Bölüm 23

11.3K 317 37
                                    

    Oylamayı unutmayın :*

  İyi okumalar

  

  Herkes o kadar gergindi ki kimseye ablamı soramamıştım koltukta oturuyor günün şokunu üzerimden atmaya çalışıyordum asansörün sesiyle ayağa kalktığımda Tuğkan'ı gördüm telefonla konuştuğunu fark ettiğimde görüşmesinin bitmesini bekledim.

"Sana bir şey yaptılar mı?"

Konuya bu kadar hızlı girmesini beklemiyordum bana doğru yürürken ona bakmadan koltuğa oturdum.

"Hayır. Ablam nerde Tuğkan?"

Daha çok yaklaşıp koltuğun arkasında durdu.

"Birazdan gelecek. Telefonda Atalay'a tek başına girecek kadar ne dedin?"

Sorduğu sorunun altında yatan imâyı sezer gibi olmuştum ama öyle demek istememiştir diyerek düşüncelerimi dağıttım ve gözlerimi yüzüne çevirdim.

"Sadece alo dedim ve o da orada ne işim olduğunu sorarak bağırmaya başladı daha sonra zaten Doğan telefonu kapattı."

Önümdeki koltuğa oturup eğilerek dirseklerini dizlerinin üzerine koyup ellerini birleştirdi.

"Anlatman gereken bir şey var mı?"

Gözlerimin içine suçlar gibi bakması beni oldukça rahatsız etmişti ona Atalay'ın dövülme anını gördüğümü söylemek ne kadar mantıklıydı bilmiyordum belki bana izletmiş olmaları onu deliye döndürebilirdi.

"Şimdi sana soracağım soruya doğru cevap vermen gerekiyor."

Derin bir iç çekip onu dinlemeye başladım.

"Atalay'ı bu hale getirirlerken sana izlettiler mi?"

"Bunu neden soruyorsun Tuğkan izletip izletmemelerinin ne anlamı var baksana onu ne hale getirdiler acımadan."

"O da sana acımadı."

Kısa bir sessizlik yaşamıştık ardından devam etti.

"Eğer sana izlettilerse onu öldürmeden durmayacaklar Asya."

İçimi kaplayan korku hissi tırnak uçlarıma kadar ulaşmıştı nefesimi vermekte zorlandığımı fark etmiştim. Ne kadar kötü biri de olsa bir insanı öldürmek bilmiyorum bana yanlış geliyordu.

"Bana neden izlettiler." dediğim anda elini saçlarının içinde gezdirip kafasına vurmaya başladı.

"Hey dur napıyorsun!"

Hemen ayağa kalkıp kendisine vurduğu elini tuttum ve yanına oturdum.

"Delirdin mi sen be!"

Ela gözleriyle gözümün içine baktığında kendimi garip hissetmiştim.

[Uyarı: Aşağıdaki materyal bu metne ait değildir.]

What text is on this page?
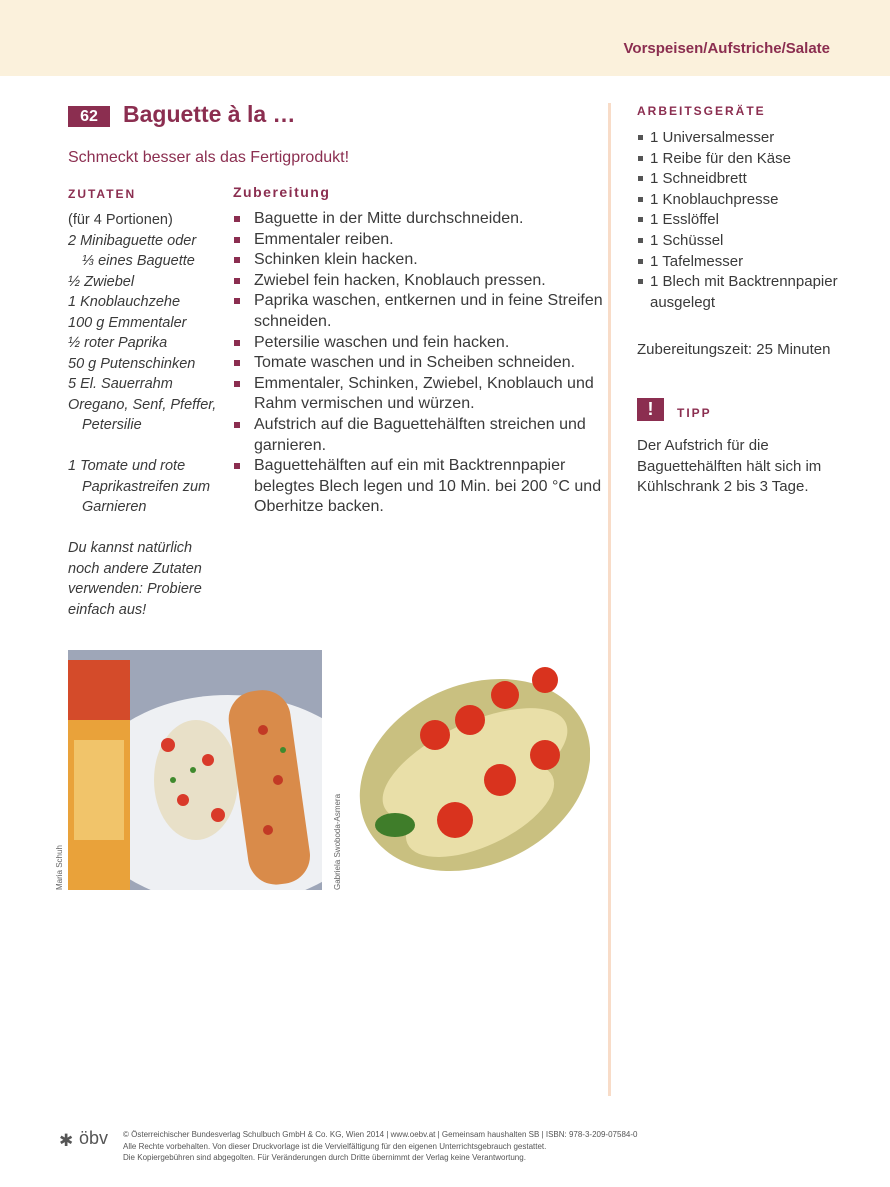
Vorspeisen/Aufstriche/Salate
62	Baguette à la …
Schmeckt besser als das Fertigprodukt!
ZUTATEN	Zubereitung
(für 4 Portionen)
2 Minibaguette oder
⅓ eines Baguette
½ Zwiebel
1 Knoblauchzehe
100 g Emmentaler
½ roter Paprika
50 g Putenschinken
5 El. Sauerrahm
Oregano, Senf, Pfeffer,
Petersilie
1 Tomate und rote
Paprikastreifen zum
Garnieren
Du kannst natürlich
noch andere Zutaten
verwenden: Probiere
einfach aus!
Baguette in der Mitte durchschneiden.
Emmentaler reiben.
Schinken klein hacken.
Zwiebel fein hacken, Knoblauch pressen.
Paprika waschen, entkernen und in feine Streifen schneiden.
Petersilie waschen und fein hacken.
Tomate waschen und in Scheiben schneiden.
Emmentaler, Schinken, Zwiebel, Knoblauch und Rahm vermischen und würzen.
Aufstrich auf die Baguettehälften streichen und garnieren.
Baguettehälften auf ein mit Backtrennpapier belegtes Blech legen und 10 Min. bei 200 °C und Oberhitze backen.
ARBEITSGERÄTE
1 Universalmesser
1 Reibe für den Käse
1 Schneidbrett
1 Knoblauchpresse
1 Esslöffel
1 Schüssel
1 Tafelmesser
1 Blech mit Backtrennpapier ausgelegt
Zubereitungszeit: 25 Minuten
!	TIPP
Der Aufstrich für die Baguettehälften hält sich im Kühlschrank 2 bis 3 Tage.
Maria Schuh	Gabriela Swoboda-Asmera
✱ öbv © Österreichischer Bundesverlag Schulbuch GmbH & Co. KG, Wien 2014 | www.oebv.at | Gemeinsam haushalten SB | ISBN: 978-3-209-07584-0
Alle Rechte vorbehalten. Von dieser Druckvorlage ist die Vervielfältigung für den eigenen Unterrichtsgebrauch gestattet.
Die Kopiergebühren sind abgegolten. Für Veränderungen durch Dritte übernimmt der Verlag keine Verantwortung.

"Asya. Morluklarını gördü mü??"

Sorduğu soruları anlamakta zorlanıyordum başımı evet anlamında yukarı aşağı sallayıp ellerime baktım.

"Bana ne olduğunu anlatır mısın?"

Asansörün açılmasıyla ikimizde başımızı o yöne çevirdik.

"Asya!"

Ayağa kalkıp bana doğru koşan ablama kollarımı açtım ve ona sımsıkı sarıldım arkasında duran Tolgaya gülümseyerek ablama daha da sıkı sarıldım.

Ablam benden beş yaş büyüktü ne kadar güçlü de dursa aslında içindeki o çocuğu ben biliyordum. Bana sarılıp ağladığında eski zamanlarımıza dönmüştüm onunla evimdeymişim gibi hissetmiştim.